ASTM D8485 Test Results
|
|
FC Coolant ULC |
Competitor |
EV SLC Coolant |
ASTM Limit |
|
Copper C11000 |
0.28 |
1.28 |
0.08 |
10 |
|
Stainless Steel S30400 |
0.00 |
0.10 |
0.30 |
10 |
|
Aluminum A93003 |
-0.58 |
-0.33 |
-0.53 |
30 |
|
Electrical Conductivity (µS/cm) Before |
1.78 |
1.08 |
9.07 |
N/A |
|
Electrical Conductivity (µS/cm) After |
4.18 |
8.37 |
9.73 |
N/A |
|
Electrical Conductivity Percentage Change (%) |
134.8% |
675% |
7.3% |
N/A |
As the data show:
- FC ULC and EV SLC pass the ASTM D8485 test specifications
- Both FC ULC and EV SLC show a much lower percentage change over time in electrical conductivity
Furthermore, upon a visual inspection, the metal coupons exposed to FC ULC and EV SLC show less weathering and deposition than that of the competitor coolant coupons. Visual inspection is not included in the D8485 test method guidelines, but offers another avenue by which to assess the coupons after the testing period.
ASTM 8485 Electric Vehicle Coolant Testing Takeaways
To summarize, the key takeaways here are:
- There is now an ASTM standard, ASTM D8485, for the testing of electric vehicle coolants (i.e., battery electric, fuel cell and plug-in hybrid). In our conversations with OEMs and other industry players in recent years, the lack of an established standard posed a challenge as they developed cooling strategies for their products.

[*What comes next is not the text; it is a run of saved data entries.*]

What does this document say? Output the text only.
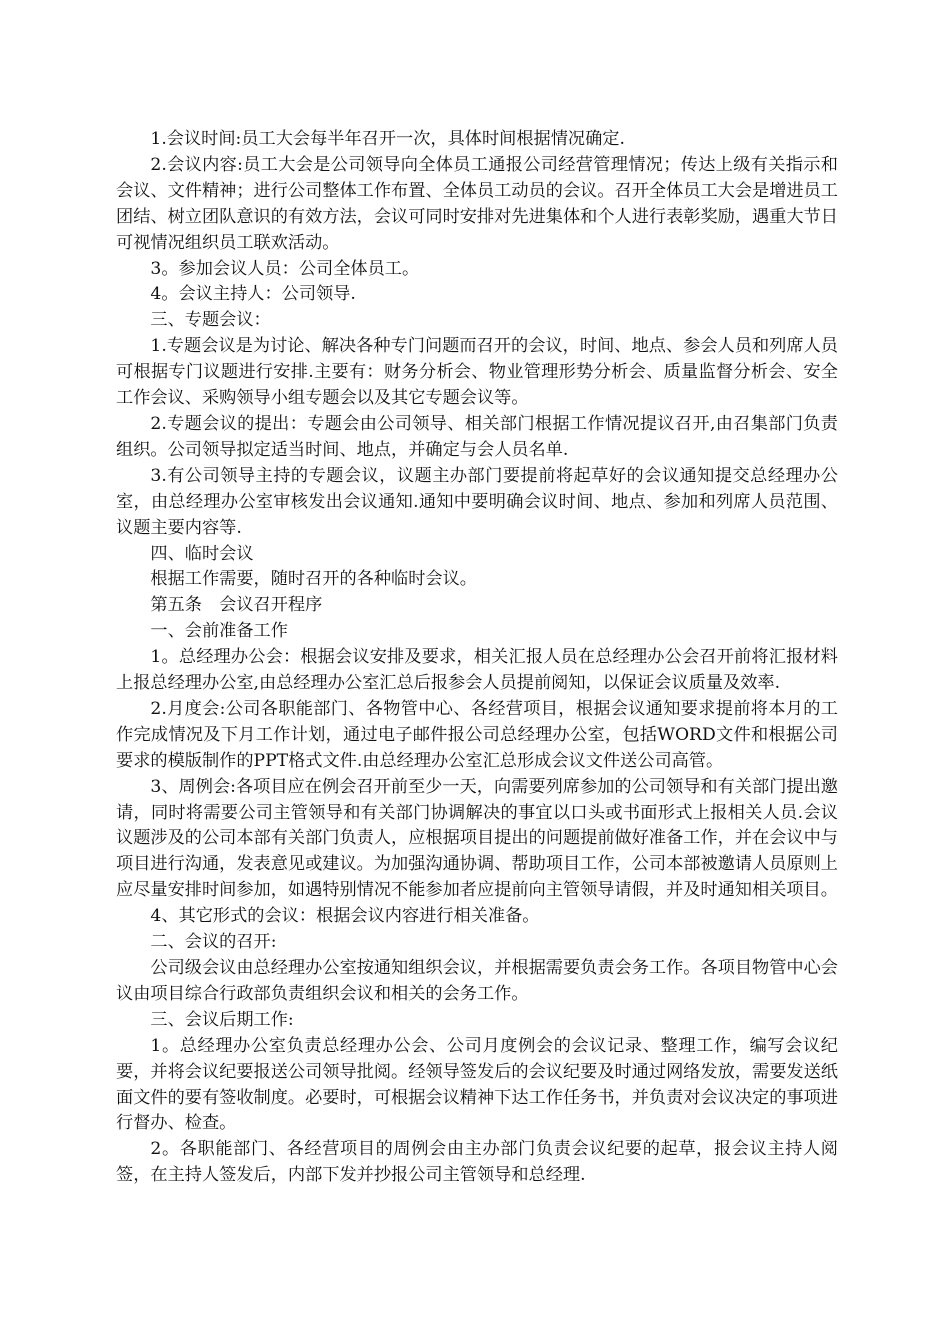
1.会议时间:员工大会每半年召开一次，具体时间根据情况确定.

2.会议内容:员工大会是公司领导向全体员工通报公司经营管理情况；传达上级有关指示和会议、文件精神；进行公司整体工作布置、全体员工动员的会议。召开全体员工大会是增进员工团结、树立团队意识的有效方法，会议可同时安排对先进集体和个人进行表彰奖励，遇重大节日可视情况组织员工联欢活动。

3。参加会议人员：公司全体员工。

4。会议主持人：公司领导.

三、专题会议：

1.专题会议是为讨论、解决各种专门问题而召开的会议，时间、地点、参会人员和列席人员可根据专门议题进行安排.主要有：财务分析会、物业管理形势分析会、质量监督分析会、安全工作会议、采购领导小组专题会以及其它专题会议等。

2.专题会议的提出：专题会由公司领导、相关部门根据工作情况提议召开,由召集部门负责组织。公司领导拟定适当时间、地点，并确定与会人员名单.

3.有公司领导主持的专题会议，议题主办部门要提前将起草好的会议通知提交总经理办公室，由总经理办公室审核发出会议通知.通知中要明确会议时间、地点、参加和列席人员范围、议题主要内容等.

四、临时会议

根据工作需要，随时召开的各种临时会议。

第五条　会议召开程序

一、会前准备工作

1。总经理办公会：根据会议安排及要求，相关汇报人员在总经理办公会召开前将汇报材料上报总经理办公室,由总经理办公室汇总后报参会人员提前阅知，以保证会议质量及效率.

2.月度会:公司各职能部门、各物管中心、各经营项目，根据会议通知要求提前将本月的工作完成情况及下月工作计划，通过电子邮件报公司总经理办公室，包括WORD文件和根据公司要求的模版制作的PPT格式文件.由总经理办公室汇总形成会议文件送公司高管。

3、周例会:各项目应在例会召开前至少一天，向需要列席参加的公司领导和有关部门提出邀请，同时将需要公司主管领导和有关部门协调解决的事宜以口头或书面形式上报相关人员.会议议题涉及的公司本部有关部门负责人，应根据项目提出的问题提前做好准备工作，并在会议中与项目进行沟通，发表意见或建议。为加强沟通协调、帮助项目工作，公司本部被邀请人员原则上应尽量安排时间参加，如遇特别情况不能参加者应提前向主管领导请假，并及时通知相关项目。

4、其它形式的会议：根据会议内容进行相关准备。

二、会议的召开:

公司级会议由总经理办公室按通知组织会议，并根据需要负责会务工作。各项目物管中心会议由项目综合行政部负责组织会议和相关的会务工作。

三、会议后期工作:

1。总经理办公室负责总经理办公会、公司月度例会的会议记录、整理工作，编写会议纪要，并将会议纪要报送公司领导批阅。经领导签发后的会议纪要及时通过网络发放，需要发送纸面文件的要有签收制度。必要时，可根据会议精神下达工作任务书，并负责对会议决定的事项进行督办、检查。

2。各职能部门、各经营项目的周例会由主办部门负责会议纪要的起草，报会议主持人阅签，在主持人签发后，内部下发并抄报公司主管领导和总经理.
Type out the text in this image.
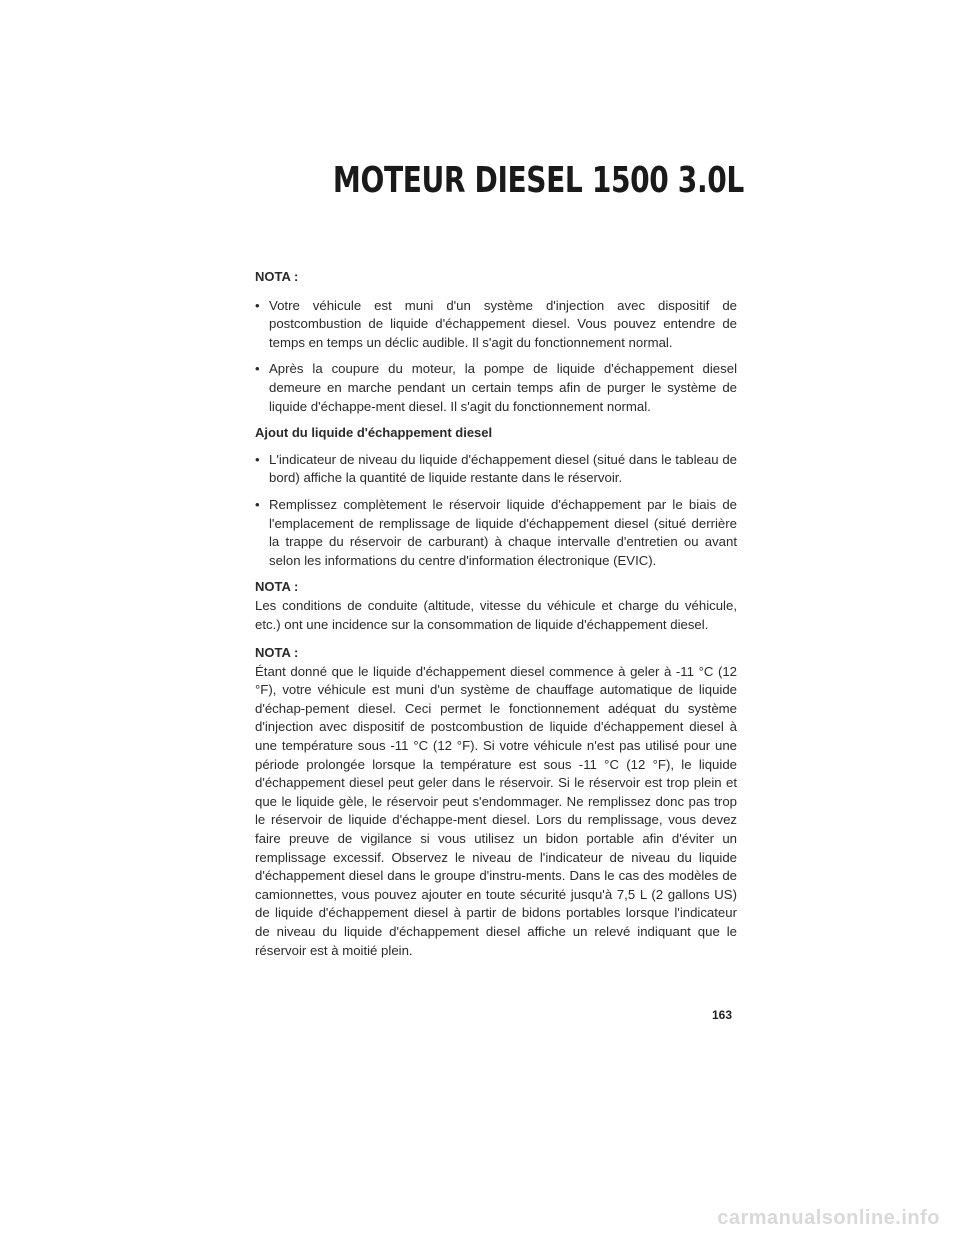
MOTEUR DIESEL 1500 3.0L
NOTA :
• Votre véhicule est muni d'un système d'injection avec dispositif de postcombustion de liquide d'échappement diesel. Vous pouvez entendre de temps en temps un déclic audible. Il s'agit du fonctionnement normal.
• Après la coupure du moteur, la pompe de liquide d'échappement diesel demeure en marche pendant un certain temps afin de purger le système de liquide d'échappe-ment diesel. Il s'agit du fonctionnement normal.
Ajout du liquide d'échappement diesel
• L'indicateur de niveau du liquide d'échappement diesel (situé dans le tableau de bord) affiche la quantité de liquide restante dans le réservoir.
• Remplissez complètement le réservoir liquide d'échappement par le biais de l'emplacement de remplissage de liquide d'échappement diesel (situé derrière la trappe du réservoir de carburant) à chaque intervalle d'entretien ou avant selon les informations du centre d'information électronique (EVIC).
NOTA :
Les conditions de conduite (altitude, vitesse du véhicule et charge du véhicule, etc.) ont une incidence sur la consommation de liquide d'échappement diesel.
NOTA :
Étant donné que le liquide d'échappement diesel commence à geler à -11 °C (12 °F), votre véhicule est muni d'un système de chauffage automatique de liquide d'échap-pement diesel. Ceci permet le fonctionnement adéquat du système d'injection avec dispositif de postcombustion de liquide d'échappement diesel à une température sous -11 °C (12 °F). Si votre véhicule n'est pas utilisé pour une période prolongée lorsque la température est sous -11 °C (12 °F), le liquide d'échappement diesel peut geler dans le réservoir. Si le réservoir est trop plein et que le liquide gèle, le réservoir peut s'endommager. Ne remplissez donc pas trop le réservoir de liquide d'échappe-ment diesel. Lors du remplissage, vous devez faire preuve de vigilance si vous utilisez un bidon portable afin d'éviter un remplissage excessif. Observez le niveau de l'indicateur de niveau du liquide d'échappement diesel dans le groupe d'instru-ments. Dans le cas des modèles de camionnettes, vous pouvez ajouter en toute sécurité jusqu'à 7,5 L (2 gallons US) de liquide d'échappement diesel à partir de bidons portables lorsque l'indicateur de niveau du liquide d'échappement diesel affiche un relevé indiquant que le réservoir est à moitié plein.
163
carmanualsonline.info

- The new ASTM D8485 test method features just three metals (copper, aluminum and stainless steel) as opposed to six in the traditional D1384 corrosion test.
- Dober's Fuel Cell Ultra Low Conductivity coolant and its Electric Vehicle Super Low Conductivity coolant pass the D8485 test and meet the acceptable ASTM limits for corrosion.
- Again, visual inspection is not explicitly called for in D8485, but the FC ULC and EV SLC coolants show less darkening than a competitor coolant also tested with the D8485 method.
- Lastly, FC ULC and EV SLC exhibit a lower percentage increase in electrical conductivity than the competitor coolant.